Public Health :: Minerva Kunzel Town & Gown Scholar
Yessenia’s resume is already peppered with volunteer and internship experiences at leading healthcare facilities such as the Jacobs Medical Center, Kaiser Permanente, UCLA’s David Geffen School of Medicine, Children’s Hospital Oakland Research Institute and the Flying Samaritans. She attributes her drive to the resiliency she cultivated during a childhood marked by divorce, poverty, a chronically ill mother, the care of younger siblings and life in a high-crime neighborhood – all of which are moving her toward a medical career focused on whole-patient wellness.
“The problems that health disparities pose is one of the biggest issues in healthcare and something I can identify with. I grew up in a disadvantaged area, however, back then I did not realize the extent of damage that a particular neighborhood can impose on your health and the health of your entire community.”
As a member of UC San Diego’s Flying Samaritans student organization, “Through my clinic trips to poverty-stricken communities in Mexico, I was able to witness the full effect of what low resources will do to the health of a community.

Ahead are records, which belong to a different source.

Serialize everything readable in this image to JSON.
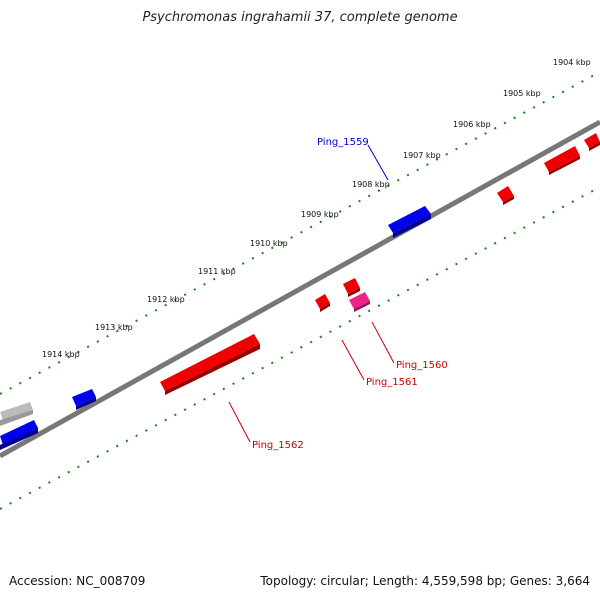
{
  "title": "Psychromonas ingrahamii 37, complete genome",
  "accession": "Accession: NC_008709",
  "summary": "Topology: circular; Length: 4,559,598 bp; Genes: 3,664",
  "ticks": [
    "1904 kbp",
    "1905 kbp",
    "1906 kbp",
    "1907 kbp",
    "1908 kbp",
    "1909 kbp",
    "1910 kbp",
    "1911 kbp",
    "1912 kbp",
    "1913 kbp",
    "1914 kbp"
  ],
  "gene_labels": [
    {
      "name": "Ping_1559",
      "color": "#0000cc"
    },
    {
      "name": "Ping_1560",
      "color": "#cc0000"
    },
    {
      "name": "Ping_1561",
      "color": "#cc0000"
    },
    {
      "name": "Ping_1562",
      "color": "#cc0000"
    }
  ],
  "colors": {
    "forward_gene": "#0000ee",
    "reverse_gene": "#ee0000",
    "highlight_gene": "#ee2288",
    "other_gene": "#bbbbbb",
    "backbone": "#777777",
    "tick_dots": "#118811"
  }
}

Here, the people usually go without proper healthcare for weeks. Even when the doctor is available, the patients usually have to travel miles on foot in order to go to the clinic. There is a huge difference between that community and mine, however the root of the problem remains the same.” She’d like to someday do something about it.
Yessenia’s point of view has been influenced by two internship research opportunities. “I was heavily involved in cardiology-related research at the Oakland Children’s Hospital as a clinical research assistant, and was able to present my findings in a professional symposium like an actual scientist would. This past summer, I was selected to be a medical and dental education program scholar at UCLA, where I was able to learn more about health and education promotion. These experiences were very eye-opening as they allowed me to see how intertwined research, healthcare and the community are.”
Yessenia’s goal is to pursue a nurse practitioner’s degree in pediatrics, “because I feel that the nursing model is a better fit for me than the medical model. The medical model is disease-centered, which means it is more of an evidence-based practice to treating patients. However, the nursing model is more focused on the whole-patient approach, which means it would take into account the cultural and social factors involved in treating a particular patient.
“Healthcare is not just about treating patients, it is about looking at the big picture and figuring out ways to improve the system as a whole.”
To that end, “The scholarship award will only push me further towards my dreams of one day having a successful career as a Nurse Practitioner. As the first in my family to attend college, navigating through the college process has not been easy. However, this scholarship will alleviate some of these difficulties and help me focus more on my studies as I do not receive financial assistance from my family. Most of all, this scholarship demonstrates the importance of giving back and I hope to do that in the future as well.”